Fibre Watch: Hard Labour
The Ultra Fast Broadband (UFB) initiative was on the agenda during question time in Parliament yesterday, but despite having some significant ammunition to fire at the Government over its sloppy handling of the UFB, Labour failed to hit its mark.
Responding to a question from opposition telco spokeswoman Clare Curran, Prime Minister John Key said he had no knowledge of the recent controversy involving senior bureaucrat and former Telecom staffer Bruce Parkes.
Parkes was named by a judge as the architect of the telco’s anti-competitive "data tails” regime from the late 1990s.
Admittedly Key has been distracted recently by an extended world trip that included taking in the royal wedding.
However it still seems strange he would not have been briefed on a scandal related to a core National Party policy initiative.

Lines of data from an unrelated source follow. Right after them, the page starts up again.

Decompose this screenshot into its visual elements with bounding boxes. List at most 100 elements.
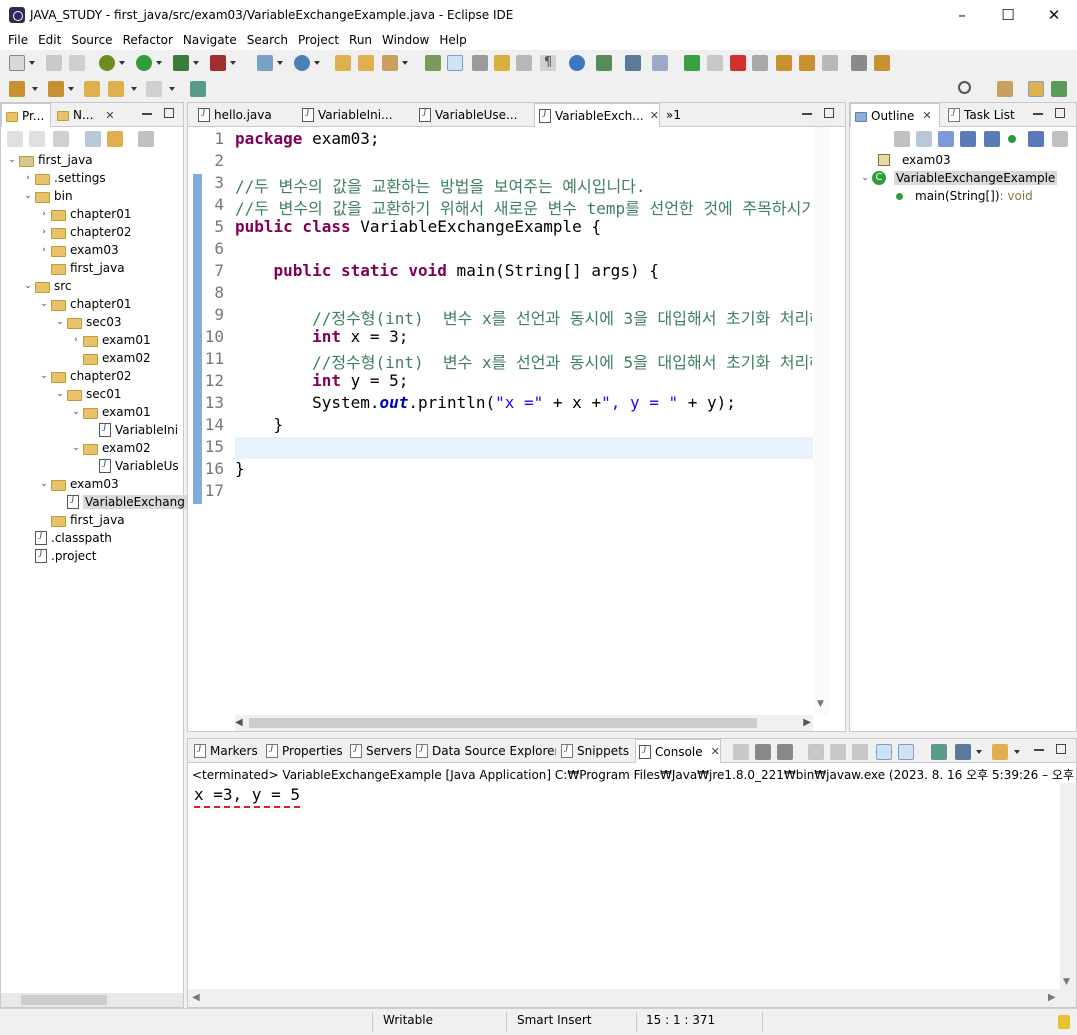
tab-variable-exchange[interactable]: VariableExch...✕	[534, 103, 660, 127]
tree-chevron-icon[interactable]: ⌄	[55, 389, 65, 399]
console-horizontal-scrollbar[interactable]: ◀ ▶	[188, 989, 1076, 1007]
java-perspective-icon[interactable]	[1028, 81, 1044, 97]
remove-launch-icon[interactable]	[755, 744, 771, 760]
code-line[interactable]: int x = 3;	[235, 327, 408, 346]
scroll-down-icon[interactable]: ▼	[817, 699, 824, 709]
tab-navigator[interactable]: N... ✕	[53, 103, 123, 127]
menu-help[interactable]: Help	[434, 30, 471, 50]
scroll-right-icon[interactable]: ▶	[803, 717, 811, 728]
notification-icon[interactable]	[1058, 1015, 1070, 1029]
code-line[interactable]: }	[235, 415, 284, 434]
close-tab-icon[interactable]: ✕	[711, 745, 720, 758]
console-view-icon[interactable]	[625, 55, 641, 71]
minimize-view-icon[interactable]	[1034, 744, 1044, 751]
tree-item[interactable]: VariableIni	[87, 421, 178, 439]
debug-icon[interactable]	[99, 55, 115, 71]
tab-snippets[interactable]: Snippets	[561, 739, 633, 763]
highlight-icon[interactable]	[447, 55, 463, 71]
editor-scroll-thumb[interactable]	[249, 718, 757, 728]
tree-item[interactable]: › .settings	[23, 169, 105, 187]
tree-chevron-icon[interactable]: ⌄	[39, 479, 49, 489]
minimize-editor-icon[interactable]	[802, 108, 812, 115]
code-area[interactable]: 1 package exam03; 2 3 //두 변수의 값을 교환하는 방법을 보여…	[188, 127, 845, 715]
tab-properties[interactable]: Properties	[266, 739, 346, 763]
code-line[interactable]: System.out.println("x =" + x +", y = " +…	[235, 393, 736, 412]
menu-search[interactable]: Search	[242, 30, 293, 50]
status-insert-mode[interactable]: Smart Insert	[517, 1013, 592, 1027]
tree-chevron-icon[interactable]: ⌄	[71, 407, 81, 417]
pin-editor-icon[interactable]	[190, 81, 206, 97]
open-perspective-icon[interactable]	[997, 81, 1013, 97]
code-line[interactable]: //정수형(int) 변수 x를 선언과 동시에 5을 대입해서 초기화 처리해…	[235, 349, 812, 373]
forward-icon[interactable]	[146, 81, 162, 97]
code-line[interactable]: public static void main(String[] args) {	[235, 261, 659, 280]
tree-chevron-icon[interactable]: ›	[39, 227, 49, 237]
tree-item[interactable]: VariableUs	[87, 457, 179, 475]
status-cursor-position[interactable]: 15 : 1 : 371	[646, 1013, 715, 1027]
tree-item[interactable]: .classpath	[23, 529, 112, 547]
maximize-button[interactable]: ☐	[985, 0, 1031, 30]
display-console-icon[interactable]	[955, 744, 971, 760]
code-line[interactable]: //정수형(int) 변수 x를 선언과 동시에 3을 대입해서 초기화 처리해…	[235, 305, 812, 329]
close-tab-icon[interactable]: ✕	[105, 109, 114, 122]
editor-vertical-scrollbar[interactable]: ▼	[814, 127, 829, 715]
external-tools-icon[interactable]	[210, 55, 226, 71]
scroll-down-icon[interactable]: ▼	[1063, 977, 1070, 987]
tab-data-source-explorer[interactable]: Data Source Explorer	[416, 739, 556, 763]
code-line[interactable]: int y = 5;	[235, 371, 408, 390]
tree-scroll-thumb[interactable]	[21, 995, 107, 1005]
search-tool-icon[interactable]	[382, 55, 398, 71]
tree-item[interactable]: first_java	[39, 259, 125, 277]
scroll-right-icon[interactable]: ▶	[1048, 992, 1056, 1003]
tree-chevron-icon[interactable]: ⌄	[39, 371, 49, 381]
menu-window[interactable]: Window	[377, 30, 434, 50]
pilcrow-icon[interactable]: ¶	[540, 55, 556, 71]
show-stdout-icon[interactable]	[876, 744, 892, 760]
outline-package[interactable]: exam03	[878, 151, 951, 169]
tree-item[interactable]: ⌄ exam02	[71, 439, 150, 457]
tree-item[interactable]: .project	[23, 547, 96, 565]
disconnect-icon[interactable]	[752, 55, 768, 71]
tree-item[interactable]: VariableExchang	[55, 493, 187, 511]
maximize-view-icon[interactable]	[164, 108, 174, 118]
sort-icon[interactable]	[938, 131, 954, 147]
tree-chevron-icon[interactable]: ⌄	[23, 281, 33, 291]
code-line[interactable]: package exam03;	[235, 129, 380, 148]
menu-refactor[interactable]: Refactor	[118, 30, 178, 50]
perspective-icon[interactable]	[596, 55, 612, 71]
minimize-button[interactable]: –	[939, 0, 985, 30]
terminate-icon[interactable]	[730, 55, 746, 71]
back-nav-icon[interactable]	[7, 131, 23, 147]
tab-package-explorer[interactable]: Pr...	[1, 103, 51, 127]
forward-nav-icon[interactable]	[29, 131, 45, 147]
tab-servers[interactable]: Servers	[350, 739, 412, 763]
tree-item[interactable]: ⌄ sec03	[55, 313, 121, 331]
drop-to-frame-icon[interactable]	[874, 55, 890, 71]
open-console-icon[interactable]	[992, 744, 1008, 760]
block-select-icon[interactable]	[516, 55, 532, 71]
maximize-view-icon[interactable]	[1056, 744, 1066, 754]
menu-run[interactable]: Run	[344, 30, 377, 50]
web-browser-icon[interactable]	[569, 55, 585, 71]
resume-icon[interactable]	[684, 55, 700, 71]
coverage-icon[interactable]	[173, 55, 189, 71]
save-all-icon[interactable]	[69, 55, 85, 71]
console-output-area[interactable]: x =3, y = 5	[188, 783, 1060, 989]
tree-chevron-icon[interactable]: ⌄	[39, 299, 49, 309]
tree-chevron-icon[interactable]: ›	[71, 335, 81, 345]
outline-method[interactable]: main(String[]) : void	[896, 187, 1033, 205]
hide-nonpublic-icon[interactable]	[1008, 135, 1016, 143]
tree-item[interactable]: › exam03	[39, 241, 118, 259]
tab-variable-ini[interactable]: VariableIni...	[298, 103, 413, 127]
debug-perspective-icon[interactable]	[1051, 81, 1067, 97]
step-into-icon[interactable]	[776, 55, 792, 71]
use-step-filters-icon[interactable]	[851, 55, 867, 71]
minimize-view-icon[interactable]	[142, 108, 152, 115]
minimize-view-icon[interactable]	[1033, 108, 1043, 115]
tree-item[interactable]: first_java	[39, 511, 125, 529]
tab-variable-use[interactable]: VariableUse...	[415, 103, 533, 127]
last-edit-icon[interactable]	[84, 81, 100, 97]
tree-item[interactable]: ⌄ sec01	[55, 385, 121, 403]
tree-item[interactable]: › chapter02	[39, 223, 131, 241]
tree-chevron-icon[interactable]: ⌄	[23, 191, 33, 201]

After question time, Labour highlighted Key’s surprising admission of ignorance on its blog but I can’t help feeling it missed out on making the most of the opportunity in the house.
Also in Parliament yesterday, Labour failed to put the boot in when National MP John Hayes asked a so-called 'patsy' question of telco minister Steven Joyce about the recently announced Rural Broadband Initiative (RBI).
The question was a chance for Joyce to repeat the line that the $300 million deal it has struck with Telecom and Vodafone "exceeds the government’s Rural Broadband Initiative's objectives”.
However, there has been widespread criticism that – both from a technology perspective, and in terms of market opportunities and competition – the deal is a fizzer.
So it was surprising Curran didn’t embrace yesterday’s opportunity in the house to get stuck into the Minister over the details of the deal.
A new report this week reminded us how important broadband is to our future. Given that, and combined with the clumsy way National has handled aspects of the UFB and RBI, broadband should be a political goldmine for Labour.
Broadband is too important an issue for the country to stuff up. Labour needs to start doing a better job ensuring the Government gets it right.